借金の額を告げた時の親の顔を思い出した。

『それは私たちではどうしようもない』っていう顔を。

そしてその顔を見て決心が出来た。
これは縁を切らないとダメだ、って。

それが私に出来る親孝行なんだ、って。

結局親とは当然それから会ってないから
私の選択が正解かどうかなんて分からないし
小夜子ママも弁護士さんも何も言わないから分からなかったけど。



北山さんっていう第三者から
私の選択は正解だよ、って
認められた気がした。



だからだろうか。
フッ、て体の力が抜けた。

気が緩みかけたけど慌てて引き締める。



だって

「優しくなんかないよ」

そうじゃないんだよ。

「自分の行動に自信が持てないだけ。
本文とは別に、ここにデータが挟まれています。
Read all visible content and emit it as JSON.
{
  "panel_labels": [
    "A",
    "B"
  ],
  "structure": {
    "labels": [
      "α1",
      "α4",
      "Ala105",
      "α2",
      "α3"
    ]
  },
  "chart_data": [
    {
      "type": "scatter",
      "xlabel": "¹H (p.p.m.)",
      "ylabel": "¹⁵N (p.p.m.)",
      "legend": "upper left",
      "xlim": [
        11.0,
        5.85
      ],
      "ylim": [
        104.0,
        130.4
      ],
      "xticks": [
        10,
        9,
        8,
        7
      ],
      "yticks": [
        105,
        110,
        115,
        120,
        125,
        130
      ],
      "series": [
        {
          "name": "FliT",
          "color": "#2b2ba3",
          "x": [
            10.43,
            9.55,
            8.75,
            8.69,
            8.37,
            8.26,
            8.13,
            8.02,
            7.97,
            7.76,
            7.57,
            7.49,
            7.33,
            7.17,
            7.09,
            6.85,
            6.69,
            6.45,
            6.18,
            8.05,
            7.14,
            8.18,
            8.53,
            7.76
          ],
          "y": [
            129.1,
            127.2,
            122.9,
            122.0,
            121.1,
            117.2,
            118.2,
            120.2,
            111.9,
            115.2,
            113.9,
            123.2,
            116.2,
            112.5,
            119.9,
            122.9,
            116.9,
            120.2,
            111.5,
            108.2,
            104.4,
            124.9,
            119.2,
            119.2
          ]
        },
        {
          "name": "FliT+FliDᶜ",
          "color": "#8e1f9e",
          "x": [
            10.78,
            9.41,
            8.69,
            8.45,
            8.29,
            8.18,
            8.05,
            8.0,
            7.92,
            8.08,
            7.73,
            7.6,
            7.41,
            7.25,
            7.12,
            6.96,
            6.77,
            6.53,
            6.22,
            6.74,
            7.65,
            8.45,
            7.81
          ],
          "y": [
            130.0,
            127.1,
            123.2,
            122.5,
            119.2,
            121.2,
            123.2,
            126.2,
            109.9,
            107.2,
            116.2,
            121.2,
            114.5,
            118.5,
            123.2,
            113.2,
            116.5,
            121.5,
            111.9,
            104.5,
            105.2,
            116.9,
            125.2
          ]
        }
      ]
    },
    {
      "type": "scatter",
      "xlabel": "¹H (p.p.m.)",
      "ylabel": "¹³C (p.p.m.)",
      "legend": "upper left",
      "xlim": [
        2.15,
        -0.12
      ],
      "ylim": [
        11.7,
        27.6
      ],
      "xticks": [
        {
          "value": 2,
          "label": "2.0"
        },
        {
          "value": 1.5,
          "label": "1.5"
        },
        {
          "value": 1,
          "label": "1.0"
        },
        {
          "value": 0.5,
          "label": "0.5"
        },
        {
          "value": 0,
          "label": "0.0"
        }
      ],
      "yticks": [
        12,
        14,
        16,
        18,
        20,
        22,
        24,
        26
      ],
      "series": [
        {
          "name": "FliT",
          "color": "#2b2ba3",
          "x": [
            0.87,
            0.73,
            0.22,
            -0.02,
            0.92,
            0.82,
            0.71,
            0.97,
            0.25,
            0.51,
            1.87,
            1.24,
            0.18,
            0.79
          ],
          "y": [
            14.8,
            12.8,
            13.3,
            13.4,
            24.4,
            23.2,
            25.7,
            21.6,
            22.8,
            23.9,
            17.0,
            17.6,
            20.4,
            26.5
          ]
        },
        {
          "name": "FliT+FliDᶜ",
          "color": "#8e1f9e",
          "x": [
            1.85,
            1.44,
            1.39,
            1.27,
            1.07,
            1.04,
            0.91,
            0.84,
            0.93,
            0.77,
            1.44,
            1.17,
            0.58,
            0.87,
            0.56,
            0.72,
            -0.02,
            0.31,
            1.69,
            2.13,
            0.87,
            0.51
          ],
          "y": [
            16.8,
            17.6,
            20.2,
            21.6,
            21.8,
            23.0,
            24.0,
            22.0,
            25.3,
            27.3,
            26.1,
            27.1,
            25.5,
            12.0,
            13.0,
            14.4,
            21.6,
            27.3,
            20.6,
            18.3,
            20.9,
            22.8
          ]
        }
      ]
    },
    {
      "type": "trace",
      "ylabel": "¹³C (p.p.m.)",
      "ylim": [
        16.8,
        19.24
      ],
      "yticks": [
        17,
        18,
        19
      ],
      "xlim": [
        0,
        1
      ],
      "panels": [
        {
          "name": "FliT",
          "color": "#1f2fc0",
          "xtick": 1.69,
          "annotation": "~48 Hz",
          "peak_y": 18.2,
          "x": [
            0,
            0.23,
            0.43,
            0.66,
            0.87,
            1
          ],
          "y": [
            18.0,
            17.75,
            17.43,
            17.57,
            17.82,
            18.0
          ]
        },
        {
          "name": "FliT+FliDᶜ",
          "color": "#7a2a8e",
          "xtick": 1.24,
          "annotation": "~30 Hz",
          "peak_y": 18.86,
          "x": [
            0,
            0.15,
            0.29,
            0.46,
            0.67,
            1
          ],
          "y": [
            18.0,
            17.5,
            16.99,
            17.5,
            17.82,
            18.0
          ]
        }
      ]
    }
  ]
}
また借金作るような人についていくかもしれないの」

だからもう人と関わりたくない。



「私の恋愛感情ってね、幼稚園で終わってるの」



きっとヒロくんだけだ。
私が好きだったのは。



そう伝えると

「アハハ、随分昔じゃん」

「そこで最大の恋して告白して失恋してるの」

「へー、そうなんだ?」

北山さんが笑ってくれて。
張り詰めた空気が元に戻りつつある。



「俺もだなー、一番の恋は幼稚園」

「ちょっと、乗っからないでよ」

「ホントだって!そこで酷いことしたからバチ当たって今もずっと失恋生活をだねぇ…」

「はいはい」

「もー!ちゃんと聞いてよ!」



笑いあって完全にいつもの空気に戻る。



良かった。

これで元通り。



時計を見るといい時間。

「少し多めに作ったけど持ってく?しじみ汁」

北山さんが帰るきっかけを作れるように声をかける。



「え!やったーっ!!雑炊ウマかったんだよね」

「ご飯は自分で用意してよ?」

「もちろんっ」

北山さんは嬉しそうに笑って
お弁当の容器を片付けはじめる。



あ、これで終わった。

ホッとした反面
北山さんの言葉が嬉しかったからもう少し一緒に居たいって思っちゃう自分がいた。



自分から北山さんが帰るきっかけを作ったのに。



「じゃ、おやすみー」

鍋を抱えて嬉しそうに笑ってる北山さんが手を振る。

「おやすみ」

返すと北山さんがものすごく笑顔になった。



「焼肉、リベンジしようね」

「うん」



笑いあって北山さんがうちの玄関を閉めた時。



北山さん
1人で冷静に考えた時に私のこと引かないかな。

なんて思った。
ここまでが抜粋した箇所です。